Она просто работала.
Каждый день.
Без разговоров, без жалоб.
Мы не были богаты.
Но у нас было всё, что тогда считалось жизнью.
Дом.
«Москвич» во дворе.
Мопеды, дырчики, вечно что-то разобранное.
Запах бензина, масла, железа.
Руки в мазуте — обычное дело.
Двор жил, гудел, дышал.
И мы вместе с ним.
Есть один момент, который у меня стоит перед глазами до сих пор.
Как будто кто-то вырвал кадр из старой киноплёнки и держит перед лицом.
Папа стоит у дома, возле акации.
Лето. Обычный день.
Разговаривает с товарищем — спокойно, по-мужски, без суеты.
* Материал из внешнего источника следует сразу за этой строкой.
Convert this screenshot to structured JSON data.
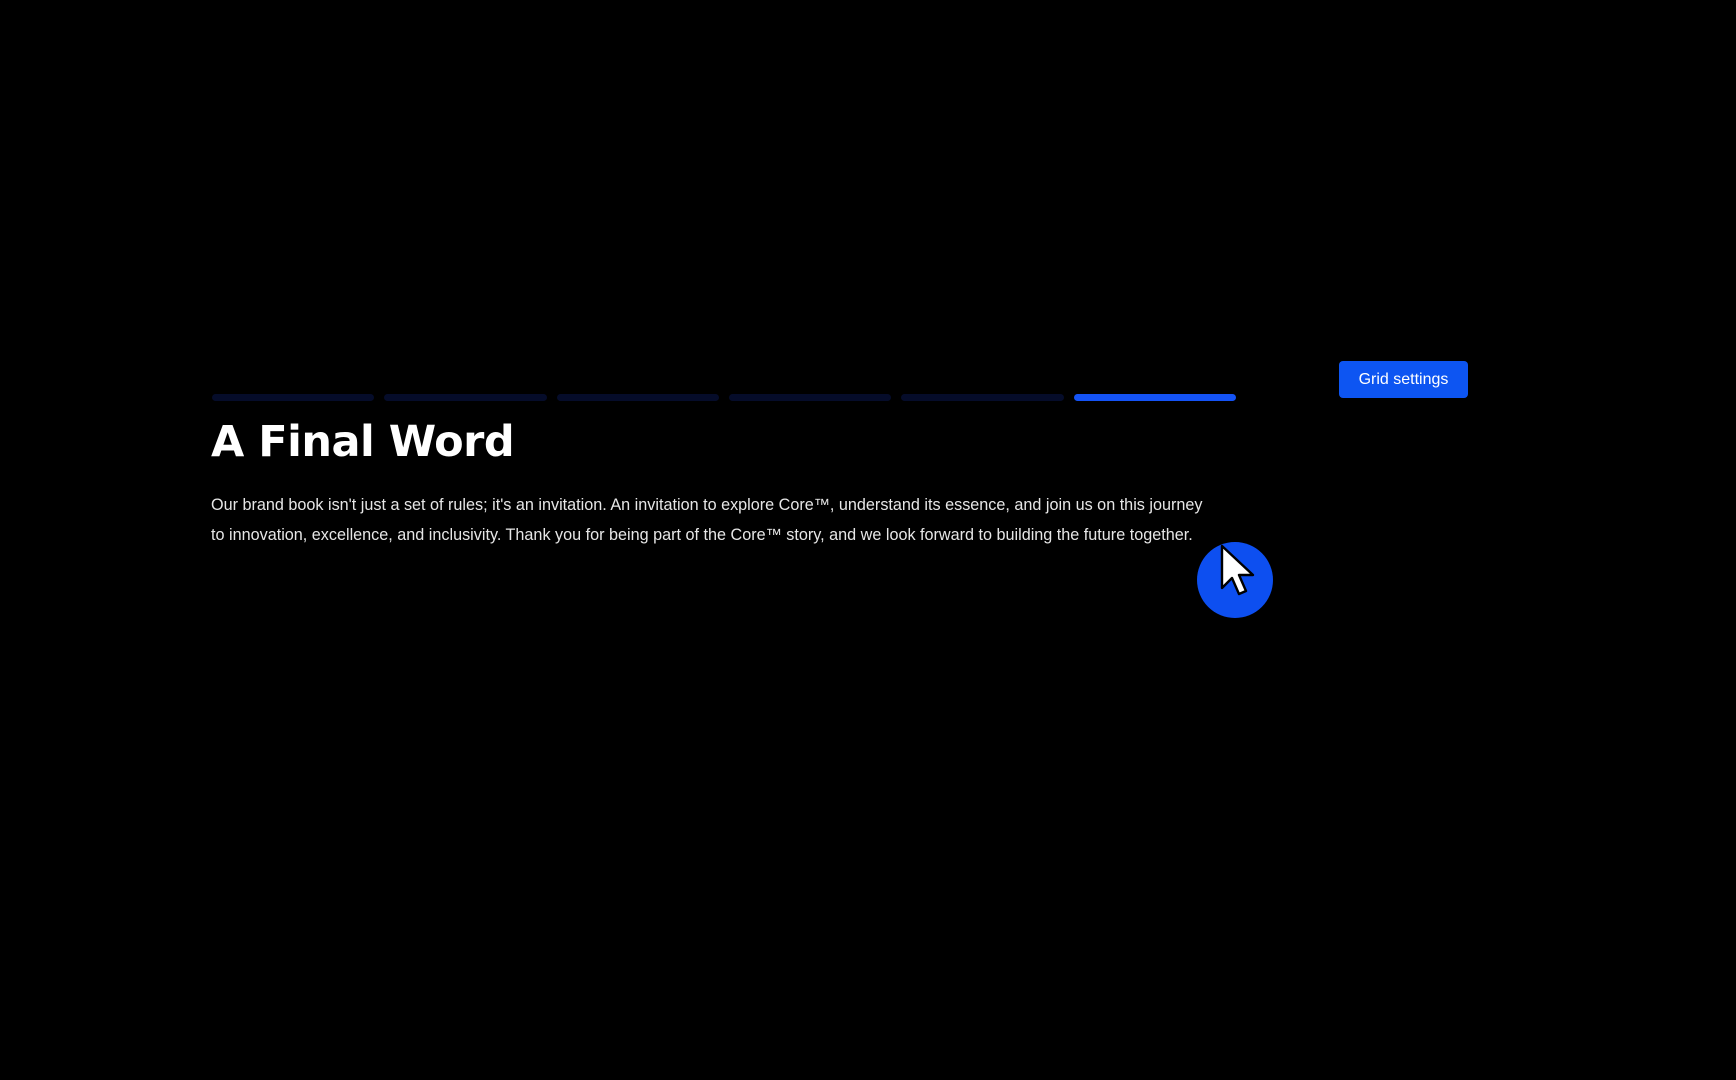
{
  "toolbar": {
    "grid_settings_label": "Grid settings"
  },
  "progress": {
    "segments": 6,
    "active_index": 6
  },
  "content": {
    "title": "A Final Word",
    "body": "Our brand book isn't just a set of rules; it's an invitation. An invitation to explore Core™, understand its essence, and join us on this journey to innovation, excellence, and inclusivity. Thank you for being part of the Core™ story, and we look forward to building the future together."
  },
  "cursor": {
    "icon": "pointer-cursor-icon"
  },
  "colors": {
    "background": "#000000",
    "accent": "#1453f5",
    "inactive_segment": "#050c2a",
    "text": "#ffffff"
  }
}
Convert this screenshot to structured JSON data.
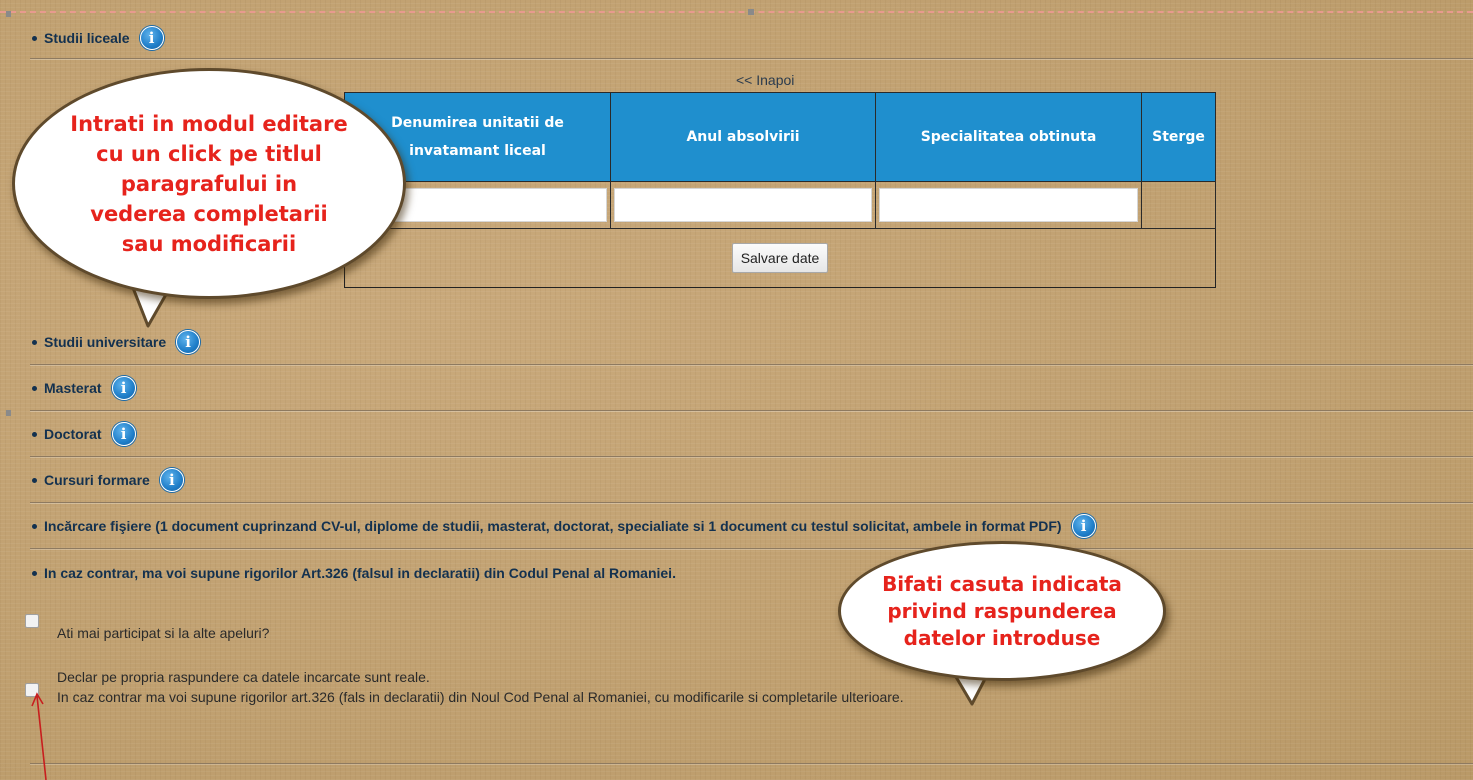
{
  "sections": {
    "studii_liceale": "Studii liceale",
    "studii_universitare": "Studii universitare",
    "masterat": "Masterat",
    "doctorat": "Doctorat",
    "cursuri_formare": "Cursuri formare",
    "incarcare_fisiere": "Incărcare fişiere (1 document cuprinzand CV-ul, diplome de studii, masterat, doctorat, specialiate si 1 document cu testul solicitat, ambele in format PDF)",
    "in_caz_contrar": "In caz contrar, ma voi supune rigorilor Art.326 (falsul in declaratii) din Codul Penal al Romaniei."
  },
  "info_icon_glyph": "i",
  "back_link": "<< Inapoi",
  "table": {
    "headers": [
      "Denumirea unitatii de invatamant liceal",
      "Anul absolvirii",
      "Specialitatea obtinuta",
      "Sterge"
    ],
    "rows": [
      [
        "",
        "",
        ""
      ]
    ]
  },
  "save_button": "Salvare date",
  "checkboxes": {
    "participat": "Ati mai participat si la alte apeluri?",
    "declar_line1": "Declar pe propria raspundere ca datele incarcate sunt reale.",
    "declar_line2": "In caz contrar ma voi supune rigorilor art.326 (fals in declaratii) din Noul Cod Penal al Romaniei, cu modificarile si completarile ulterioare."
  },
  "callouts": {
    "edit_mode": [
      "Intrati in modul editare",
      "cu un click pe titlul",
      "paragrafului in",
      "vederea completarii",
      "sau modificarii"
    ],
    "check_box": [
      "Bifati casuta indicata",
      "privind raspunderea",
      "datelor introduse"
    ]
  },
  "colors": {
    "background": "#c3a273",
    "header_blue": "#1f8fce",
    "callout_red": "#e6231c",
    "section_text": "#13314f"
  }
}
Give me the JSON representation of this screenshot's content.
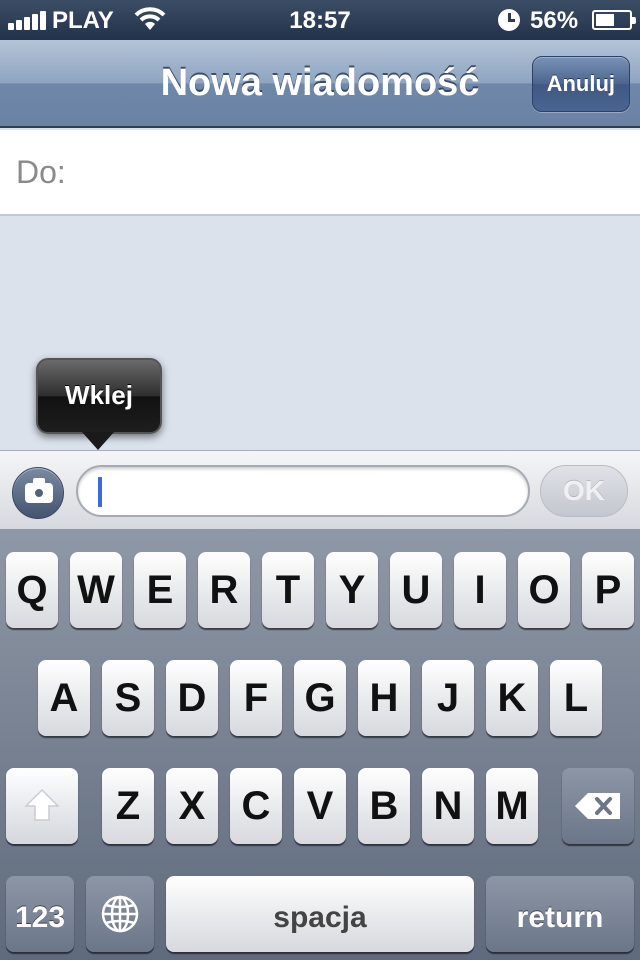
{
  "status_bar": {
    "carrier": "PLAY",
    "time": "18:57",
    "battery_percent_text": "56%",
    "battery_level": 0.56,
    "signal_icon": "signal-bars-icon",
    "wifi_icon": "wifi-icon",
    "clock_icon": "alarm-clock-icon"
  },
  "nav": {
    "title": "Nowa wiadomość",
    "cancel_label": "Anuluj"
  },
  "recipient": {
    "label": "Do:"
  },
  "paste_popup": {
    "label": "Wklej"
  },
  "compose": {
    "camera_icon": "camera-icon",
    "input_value": "",
    "send_label": "OK"
  },
  "keyboard": {
    "row1": [
      "Q",
      "W",
      "E",
      "R",
      "T",
      "Y",
      "U",
      "I",
      "O",
      "P"
    ],
    "row2": [
      "A",
      "S",
      "D",
      "F",
      "G",
      "H",
      "J",
      "K",
      "L"
    ],
    "row3": [
      "Z",
      "X",
      "C",
      "V",
      "B",
      "N",
      "M"
    ],
    "numbers_label": "123",
    "space_label": "spacja",
    "return_label": "return",
    "shift_icon": "shift-arrow-icon",
    "backspace_icon": "backspace-icon",
    "globe_icon": "globe-icon"
  },
  "colors": {
    "nav_bar": "#7a90b0",
    "cursor": "#3c6cdc",
    "keyboard_bg": "#6f7a8c"
  }
}
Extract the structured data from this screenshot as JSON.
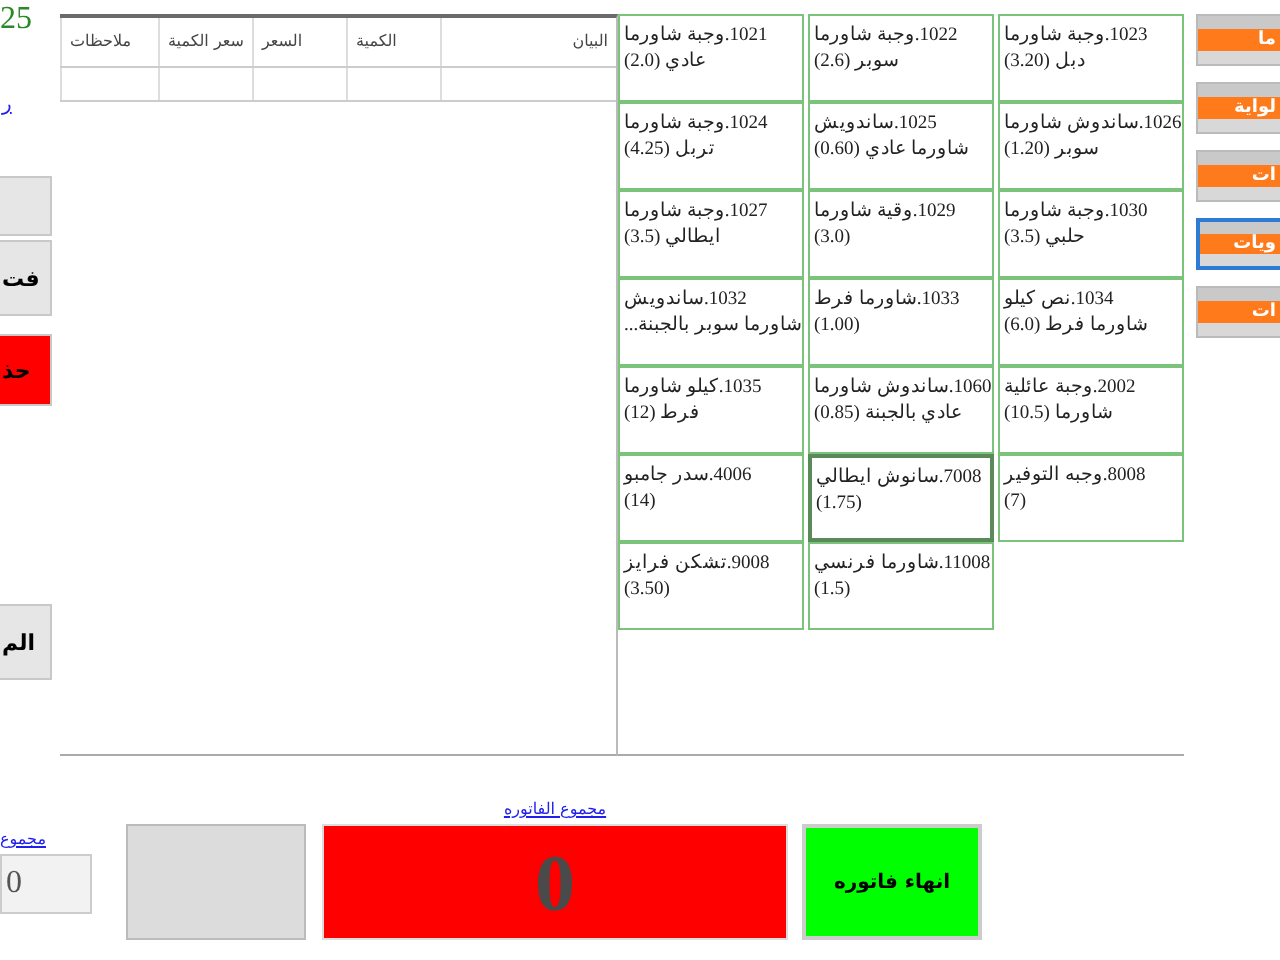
{
  "left_panel": {
    "counter": "25",
    "link": "ر",
    "buttons": [
      {
        "kind": "plain"
      },
      {
        "label": "فت",
        "kind": "plain"
      },
      {
        "label": "حذ",
        "kind": "danger"
      },
      {
        "label": "الم",
        "kind": "plain"
      }
    ]
  },
  "invoice_table": {
    "columns": [
      "البيان",
      "الكمية",
      "السعر",
      "سعر الكمية",
      "ملاحظات"
    ],
    "rows": [
      [
        "",
        "",
        "",
        "",
        ""
      ]
    ]
  },
  "products": [
    {
      "lines": [
        "1023.وجبة شاورما",
        "دبل (3.20)"
      ],
      "focused": false
    },
    {
      "lines": [
        "1022.وجبة شاورما",
        "سوبر (2.6)"
      ],
      "focused": false
    },
    {
      "lines": [
        "1021.وجبة شاورما",
        "عادي (2.0)"
      ],
      "focused": false
    },
    {
      "lines": [
        "1026.ساندوش شاورما",
        "سوبر (1.20)"
      ],
      "focused": false
    },
    {
      "lines": [
        "1025.ساندويش",
        "شاورما عادي (0.60)"
      ],
      "focused": false
    },
    {
      "lines": [
        "1024.وجبة شاورما",
        "تربل (4.25)"
      ],
      "focused": false
    },
    {
      "lines": [
        "1030.وجبة شاورما",
        "حلبي (3.5)"
      ],
      "focused": false
    },
    {
      "lines": [
        "1029.وقية شاورما",
        "(3.0)"
      ],
      "focused": false
    },
    {
      "lines": [
        "1027.وجبة شاورما",
        "ايطالي (3.5)"
      ],
      "focused": false
    },
    {
      "lines": [
        "1034.نص كيلو",
        "شاورما فرط (6.0)"
      ],
      "focused": false
    },
    {
      "lines": [
        "1033.شاورما فرط",
        "(1.00)"
      ],
      "focused": false
    },
    {
      "lines": [
        "1032.ساندويش",
        "شاورما سوبر بالجبنة..."
      ],
      "focused": false
    },
    {
      "lines": [
        "2002.وجبة عائلية",
        "شاورما (10.5)"
      ],
      "focused": false
    },
    {
      "lines": [
        "1060.ساندوش شاورما",
        "عادي بالجبنة (0.85)"
      ],
      "focused": false
    },
    {
      "lines": [
        "1035.كيلو شاورما",
        "فرط (12)"
      ],
      "focused": false
    },
    {
      "lines": [
        "8008.وجبه التوفير",
        "(7)"
      ],
      "focused": false
    },
    {
      "lines": [
        "7008.سانوش ايطالي",
        "(1.75)"
      ],
      "focused": true
    },
    {
      "lines": [
        "4006.سدر جامبو",
        "(14)"
      ],
      "focused": false
    },
    {
      "lines": [
        "11008.شاورما فرنسي",
        "(1.5)"
      ],
      "focused": false
    },
    {
      "lines": [
        "9008.تشكن فرايز",
        "(3.50)"
      ],
      "focused": false
    }
  ],
  "categories": [
    {
      "label": "ما",
      "selected": false
    },
    {
      "label": "لواية",
      "selected": false
    },
    {
      "label": "ات",
      "selected": false
    },
    {
      "label": "ويات",
      "selected": true
    },
    {
      "label": "ات",
      "selected": false
    }
  ],
  "footer": {
    "sum_link": "مجموع",
    "sum_value": "0",
    "invoice_total_link": "مجموع الفاتوره",
    "invoice_total": "0",
    "finish_button": "انهاء فاتوره"
  }
}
Товарищ рядом, слушает, кивает
и вдруг машинально поднимает руку — сорвать листочек.
Просто жест.
Ничего не значит.
Но Рекс понял иначе.
Он увидел угрозу.
Всё в нём собралось в одну точку.
Прыжок.
Чистый, мгновенный, без сомнений.
Как будто мир на секунду стал простым:
есть рука — и её надо остановить.
За руку.
Укусил сильно. По-настоящему.
Без злобы — по долгу.
Товарища повезли в больницу.
Папа — на нашем «Москвиче».
Да… у нас тогда был «Москвич».
И этого хватало, чтобы жить.
Я отвлёкся. Извините.
Восьмидесятые…
Я никогда не вспоминаю их чёрно-белыми.
Они у меня всегда цветные.
И обязательно — тёплые.
Сосновый лес.
Запах хвои и смолы — густой, липкий, будто его можно взять в руки.
Птицы перекликаются.
Где-то хрустит ветка.
Тишина такая, что слышно, как под ногами дышит земля.
Мы собирали грибы.
В основном маслята — скользкие, тёплые, с липкими шляпками.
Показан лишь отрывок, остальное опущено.